You know, the one about the power of social media and the influence it had on the dissemination of crucial, otherwise censored information following Ahmandinejad’s brutal win?

Well, it turns out the social media-driven revolution that was unfolding on Twitter didn’t have the impact we thought it did.

Charles Leadbeater, a British writer and analyst, and Annika Wong, his fellow researcher, decided to empirically explore Twitter’s role during that time. Making use of data provided by media analytics company, Sysomos, Leadbeater and Wong found that Twitter’s impact was negligible – at best.

And why not?

After all, a mere .027% of Iranians are registered to use Twitter – and of that minuscule figure includes some Westerners who changed their Twitter address to Iran as a show of solidarity.

Duh!

Given that only a third of Iranians have Internet access – these findings make complete sense.

I – like so many others who spent countless hours pondering the powerful link between Twitter and Iran’s potential regime change – was dead wrong.

Perhaps, Twitter isn’t has effective as we thought.

Or, perhaps, I was naive enough to get caught up in, what I thought, was a “big” event unfolding before my eyes.

Fool me once, but not twice.

Is Email Dead?

October 15th, 2009 by Erin Posted in Business, Small Business, Twitter | No Comments »

There have been a lot of rumblings lately about email.

People say that with the invention of Google Wave and rise in social media – email has died a slow death.

The philosophy is this:

According to Jessica Vascellaro at the Wall Street Journal, we still use email – but not the way we used to.  It wasn’t that long ago when we would log on and off the Internet – in turn checking our email periodically throughout the day.

But that isn’t the case anymore.

Now, we’re always connected either through Facebook, Twitter or some form of instant messaging.

Put it this way. Let’s say you want to catch a movie with a friend. You send him an email – and wait. Two hours later, still no response. As you get ready to shoot off a second email to your friend – or in fact pick up the phone to call him – you see on your Facebook mobile app that your friend is indeed sick with the flu (H1N1?) – and is at the doctor’s office.  Your friend has, in a sense, answered your email via a Facebook status update.

Ok. I get it.

Social media has taken the place of email to a certain extent.
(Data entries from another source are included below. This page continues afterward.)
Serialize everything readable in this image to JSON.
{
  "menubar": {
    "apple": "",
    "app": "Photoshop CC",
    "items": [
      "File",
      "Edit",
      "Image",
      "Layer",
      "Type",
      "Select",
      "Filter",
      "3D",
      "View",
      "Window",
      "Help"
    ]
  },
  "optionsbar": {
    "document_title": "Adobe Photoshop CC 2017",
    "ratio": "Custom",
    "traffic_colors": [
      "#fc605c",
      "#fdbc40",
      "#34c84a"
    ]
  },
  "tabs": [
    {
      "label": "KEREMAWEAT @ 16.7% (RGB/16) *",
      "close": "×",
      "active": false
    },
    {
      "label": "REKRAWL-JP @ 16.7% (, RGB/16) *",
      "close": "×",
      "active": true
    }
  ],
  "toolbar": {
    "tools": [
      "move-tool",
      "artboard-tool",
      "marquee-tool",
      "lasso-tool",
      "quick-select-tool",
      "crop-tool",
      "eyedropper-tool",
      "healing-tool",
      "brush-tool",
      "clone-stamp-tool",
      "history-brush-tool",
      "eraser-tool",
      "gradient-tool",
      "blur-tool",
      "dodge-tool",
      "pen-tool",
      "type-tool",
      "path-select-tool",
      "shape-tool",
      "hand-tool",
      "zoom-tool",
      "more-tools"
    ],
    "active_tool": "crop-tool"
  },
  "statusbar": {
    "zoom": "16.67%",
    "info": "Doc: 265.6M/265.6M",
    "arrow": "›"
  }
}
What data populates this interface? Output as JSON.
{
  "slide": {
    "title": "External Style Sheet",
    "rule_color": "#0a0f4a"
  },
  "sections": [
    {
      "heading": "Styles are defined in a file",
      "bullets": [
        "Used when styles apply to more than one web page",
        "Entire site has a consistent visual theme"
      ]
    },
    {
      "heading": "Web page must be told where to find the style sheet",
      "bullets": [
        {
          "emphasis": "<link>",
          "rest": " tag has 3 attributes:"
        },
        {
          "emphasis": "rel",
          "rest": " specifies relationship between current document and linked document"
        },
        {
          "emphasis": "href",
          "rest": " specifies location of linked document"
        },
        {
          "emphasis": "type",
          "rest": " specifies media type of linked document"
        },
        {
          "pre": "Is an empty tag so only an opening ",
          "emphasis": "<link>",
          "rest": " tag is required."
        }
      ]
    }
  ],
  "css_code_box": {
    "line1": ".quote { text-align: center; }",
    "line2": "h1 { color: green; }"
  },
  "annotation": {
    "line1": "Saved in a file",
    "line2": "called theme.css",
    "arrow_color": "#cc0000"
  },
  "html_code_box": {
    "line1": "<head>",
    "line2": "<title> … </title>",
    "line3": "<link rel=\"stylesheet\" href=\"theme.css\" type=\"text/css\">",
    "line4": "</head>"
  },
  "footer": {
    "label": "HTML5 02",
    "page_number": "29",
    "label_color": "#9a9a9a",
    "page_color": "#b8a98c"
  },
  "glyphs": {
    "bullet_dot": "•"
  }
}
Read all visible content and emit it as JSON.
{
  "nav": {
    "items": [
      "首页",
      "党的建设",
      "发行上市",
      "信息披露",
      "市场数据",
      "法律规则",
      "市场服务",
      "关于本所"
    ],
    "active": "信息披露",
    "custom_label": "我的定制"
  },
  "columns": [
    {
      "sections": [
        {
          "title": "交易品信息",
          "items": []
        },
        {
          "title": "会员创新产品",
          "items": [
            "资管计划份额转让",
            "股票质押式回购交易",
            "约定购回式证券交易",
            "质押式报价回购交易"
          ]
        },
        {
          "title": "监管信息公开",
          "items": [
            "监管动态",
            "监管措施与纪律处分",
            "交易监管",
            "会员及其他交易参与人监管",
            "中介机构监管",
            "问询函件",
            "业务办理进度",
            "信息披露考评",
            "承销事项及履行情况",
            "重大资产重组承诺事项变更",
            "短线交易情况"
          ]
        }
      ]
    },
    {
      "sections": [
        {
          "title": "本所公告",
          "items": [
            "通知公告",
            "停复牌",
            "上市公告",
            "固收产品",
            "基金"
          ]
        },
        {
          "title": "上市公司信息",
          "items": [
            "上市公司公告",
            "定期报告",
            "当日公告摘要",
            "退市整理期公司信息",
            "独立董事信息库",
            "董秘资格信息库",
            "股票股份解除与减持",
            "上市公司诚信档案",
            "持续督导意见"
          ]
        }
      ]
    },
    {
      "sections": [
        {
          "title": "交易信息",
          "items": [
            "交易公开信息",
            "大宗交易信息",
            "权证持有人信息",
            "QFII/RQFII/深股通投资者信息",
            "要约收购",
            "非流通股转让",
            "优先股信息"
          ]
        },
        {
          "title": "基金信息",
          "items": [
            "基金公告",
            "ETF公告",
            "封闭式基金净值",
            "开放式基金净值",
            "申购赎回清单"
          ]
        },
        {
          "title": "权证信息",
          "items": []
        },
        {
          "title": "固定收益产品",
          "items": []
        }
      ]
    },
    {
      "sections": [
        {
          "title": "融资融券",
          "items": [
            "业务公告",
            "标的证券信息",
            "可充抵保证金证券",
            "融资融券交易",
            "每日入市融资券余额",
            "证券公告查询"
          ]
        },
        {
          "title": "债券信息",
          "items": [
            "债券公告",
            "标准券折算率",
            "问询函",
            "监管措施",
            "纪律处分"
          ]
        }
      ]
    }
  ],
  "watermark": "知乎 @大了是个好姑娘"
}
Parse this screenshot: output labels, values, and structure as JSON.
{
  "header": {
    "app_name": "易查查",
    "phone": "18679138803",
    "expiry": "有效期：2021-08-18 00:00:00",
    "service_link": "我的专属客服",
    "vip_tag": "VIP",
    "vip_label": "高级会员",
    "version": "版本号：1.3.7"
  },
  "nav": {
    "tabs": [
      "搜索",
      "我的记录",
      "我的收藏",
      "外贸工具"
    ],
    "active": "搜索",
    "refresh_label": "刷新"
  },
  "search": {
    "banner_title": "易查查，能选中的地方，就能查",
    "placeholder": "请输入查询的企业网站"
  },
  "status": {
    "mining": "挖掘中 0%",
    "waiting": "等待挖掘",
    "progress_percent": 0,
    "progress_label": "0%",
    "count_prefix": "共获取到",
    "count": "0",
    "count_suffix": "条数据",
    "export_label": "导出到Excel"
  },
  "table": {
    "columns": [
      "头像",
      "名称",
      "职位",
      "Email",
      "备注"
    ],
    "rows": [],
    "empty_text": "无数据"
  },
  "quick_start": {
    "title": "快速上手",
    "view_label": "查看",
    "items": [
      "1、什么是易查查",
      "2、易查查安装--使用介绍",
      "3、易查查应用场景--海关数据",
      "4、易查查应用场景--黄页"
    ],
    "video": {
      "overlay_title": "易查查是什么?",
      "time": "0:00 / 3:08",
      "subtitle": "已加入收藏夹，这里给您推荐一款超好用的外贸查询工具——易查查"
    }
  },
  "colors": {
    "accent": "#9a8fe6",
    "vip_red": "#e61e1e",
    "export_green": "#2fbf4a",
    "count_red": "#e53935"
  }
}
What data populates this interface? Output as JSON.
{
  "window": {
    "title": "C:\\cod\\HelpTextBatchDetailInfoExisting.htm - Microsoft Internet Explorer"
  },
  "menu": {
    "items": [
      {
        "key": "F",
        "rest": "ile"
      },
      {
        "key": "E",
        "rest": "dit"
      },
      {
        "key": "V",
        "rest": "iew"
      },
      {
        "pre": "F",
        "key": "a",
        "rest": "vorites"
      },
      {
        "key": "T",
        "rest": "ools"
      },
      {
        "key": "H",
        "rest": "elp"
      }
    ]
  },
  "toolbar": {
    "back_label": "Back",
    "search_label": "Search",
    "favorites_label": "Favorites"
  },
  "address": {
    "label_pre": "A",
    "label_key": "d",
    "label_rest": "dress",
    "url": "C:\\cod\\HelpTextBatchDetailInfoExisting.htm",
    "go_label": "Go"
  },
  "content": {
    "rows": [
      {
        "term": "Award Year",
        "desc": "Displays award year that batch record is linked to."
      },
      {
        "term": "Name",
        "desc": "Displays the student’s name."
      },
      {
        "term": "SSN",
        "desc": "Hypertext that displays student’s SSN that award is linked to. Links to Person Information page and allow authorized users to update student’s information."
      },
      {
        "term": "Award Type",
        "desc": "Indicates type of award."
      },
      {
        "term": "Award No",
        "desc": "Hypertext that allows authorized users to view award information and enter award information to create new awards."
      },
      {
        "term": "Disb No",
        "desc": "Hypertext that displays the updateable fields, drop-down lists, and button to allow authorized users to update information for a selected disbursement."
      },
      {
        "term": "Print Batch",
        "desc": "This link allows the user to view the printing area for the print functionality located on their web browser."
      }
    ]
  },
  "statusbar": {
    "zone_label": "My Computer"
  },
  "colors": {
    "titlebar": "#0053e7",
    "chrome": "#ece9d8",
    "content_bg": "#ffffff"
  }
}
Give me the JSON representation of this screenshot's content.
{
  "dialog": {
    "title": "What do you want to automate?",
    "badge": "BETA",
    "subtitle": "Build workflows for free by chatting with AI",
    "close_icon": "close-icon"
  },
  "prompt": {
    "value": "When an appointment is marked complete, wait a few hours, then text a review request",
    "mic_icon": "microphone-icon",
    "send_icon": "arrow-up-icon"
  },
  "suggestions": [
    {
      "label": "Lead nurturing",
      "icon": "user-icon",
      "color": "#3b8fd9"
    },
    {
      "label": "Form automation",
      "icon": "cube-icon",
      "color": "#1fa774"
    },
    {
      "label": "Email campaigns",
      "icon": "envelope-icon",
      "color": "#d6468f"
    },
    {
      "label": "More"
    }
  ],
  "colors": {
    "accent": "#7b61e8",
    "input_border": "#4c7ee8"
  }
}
But let’s not forget how many folks out there – hardworking lawyers, investors, software developers, accountants, small business owners – who find themselves composing and responding to emails several hours a day. I, myself, am one of those people.

Email is not dead in the working business world. In fact, it’s alive and well.

WSJ’s Vascellaro points it out herself, writing that email continues to grow. In August 2009, 276.9 million people used email across the U.S., several European countries, Australia and Brazil, according to Nielsen Co., up 21% from 229.2 million in August 2008.

Business professionals simply don’t communicate with each other via social media or IM.  In fact, many employers – roughly 54% - ban social media sites at work.

Will Google Wave change the way we communicate with colleagues and friends?

Probably so.

But in the meantime, let’s not get carried away and cast off email before it’s past its prime.

I like my Yahoo and Gmail accounts – and I’m not ready to give them up just yet.